To avoid this, patients are typically intubated during general anesthesia. In rare cases laryngospasm can happen after the breathing tube is removed, but before the patient fully awakes, which can result in the patient effectively “breathing” in fluid from the alveoli because the airway is blocked. This occurs due to the negative pressure created during inspiration relative to the surrounding tissue. According to my anesthesiologist, this occurs in 0.1% of all surgeries, though [1, 2] quote up to 10% of ENT surgeries due to the higher incidence of bleeding around the upper airways. In fact, risk factors include being young, male, and otherwise healthy. (Less healthy patients are less able to produce as much negative pressure during inspiration against closed vocal folds.)

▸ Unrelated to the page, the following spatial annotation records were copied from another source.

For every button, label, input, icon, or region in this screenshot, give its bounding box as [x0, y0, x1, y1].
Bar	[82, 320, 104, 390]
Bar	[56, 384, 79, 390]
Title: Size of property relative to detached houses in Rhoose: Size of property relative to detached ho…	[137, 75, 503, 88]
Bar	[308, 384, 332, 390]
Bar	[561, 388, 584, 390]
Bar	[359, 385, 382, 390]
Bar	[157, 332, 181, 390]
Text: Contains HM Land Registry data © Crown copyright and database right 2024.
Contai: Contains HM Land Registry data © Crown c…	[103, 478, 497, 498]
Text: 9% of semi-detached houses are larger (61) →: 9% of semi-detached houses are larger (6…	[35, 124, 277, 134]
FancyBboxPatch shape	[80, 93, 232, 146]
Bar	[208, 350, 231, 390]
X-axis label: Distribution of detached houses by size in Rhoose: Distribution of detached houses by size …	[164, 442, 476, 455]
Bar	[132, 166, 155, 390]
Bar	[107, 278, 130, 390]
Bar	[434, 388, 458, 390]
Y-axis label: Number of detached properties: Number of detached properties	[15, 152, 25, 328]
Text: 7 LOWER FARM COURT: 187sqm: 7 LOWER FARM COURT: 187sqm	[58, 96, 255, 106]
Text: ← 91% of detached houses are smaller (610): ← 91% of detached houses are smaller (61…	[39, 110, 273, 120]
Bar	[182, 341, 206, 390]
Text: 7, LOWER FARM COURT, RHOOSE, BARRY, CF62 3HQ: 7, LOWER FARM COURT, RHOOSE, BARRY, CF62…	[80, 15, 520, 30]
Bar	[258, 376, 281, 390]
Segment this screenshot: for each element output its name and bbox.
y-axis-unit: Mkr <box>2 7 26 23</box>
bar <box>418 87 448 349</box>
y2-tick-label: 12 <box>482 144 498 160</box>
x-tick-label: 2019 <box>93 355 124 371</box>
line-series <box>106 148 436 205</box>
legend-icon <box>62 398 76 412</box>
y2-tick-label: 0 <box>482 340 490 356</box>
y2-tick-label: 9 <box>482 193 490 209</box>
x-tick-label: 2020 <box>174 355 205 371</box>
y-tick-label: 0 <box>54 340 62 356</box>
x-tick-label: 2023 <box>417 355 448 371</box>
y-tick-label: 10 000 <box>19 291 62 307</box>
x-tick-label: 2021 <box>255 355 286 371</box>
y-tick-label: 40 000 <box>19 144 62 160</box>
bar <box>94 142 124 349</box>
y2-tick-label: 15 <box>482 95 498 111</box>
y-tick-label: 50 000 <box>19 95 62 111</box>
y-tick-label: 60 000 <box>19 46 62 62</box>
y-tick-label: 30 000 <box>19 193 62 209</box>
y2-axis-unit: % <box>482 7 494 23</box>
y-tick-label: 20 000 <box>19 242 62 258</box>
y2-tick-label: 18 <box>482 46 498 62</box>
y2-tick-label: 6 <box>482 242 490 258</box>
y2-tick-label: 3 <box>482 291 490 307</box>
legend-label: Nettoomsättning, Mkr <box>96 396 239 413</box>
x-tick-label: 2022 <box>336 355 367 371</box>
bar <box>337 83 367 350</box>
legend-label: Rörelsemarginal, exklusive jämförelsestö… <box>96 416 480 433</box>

It's been almost a month since the surgery and here is where things stand now: My nose is producing a lot more mucous than normal due to the trauma from surgery, and I am cleaning it regularly with nasal saline rinses and sprays. The constant sniffling is frustrating, especially at night, when the mucous dries, and partly obstructs my nostrils. But I've been back to my ENT twice for quick cleanings, and after each one my nose has felt much clearer. He says that it may take 2-3 months for the sniffling and inflammation to completely subside, so in the mean time I'm living with saline rinse spray bottly and a pack of tissues. But I'm already sleeping and breathing better than before the surgery, and I know/hope/pray things will continue to improve!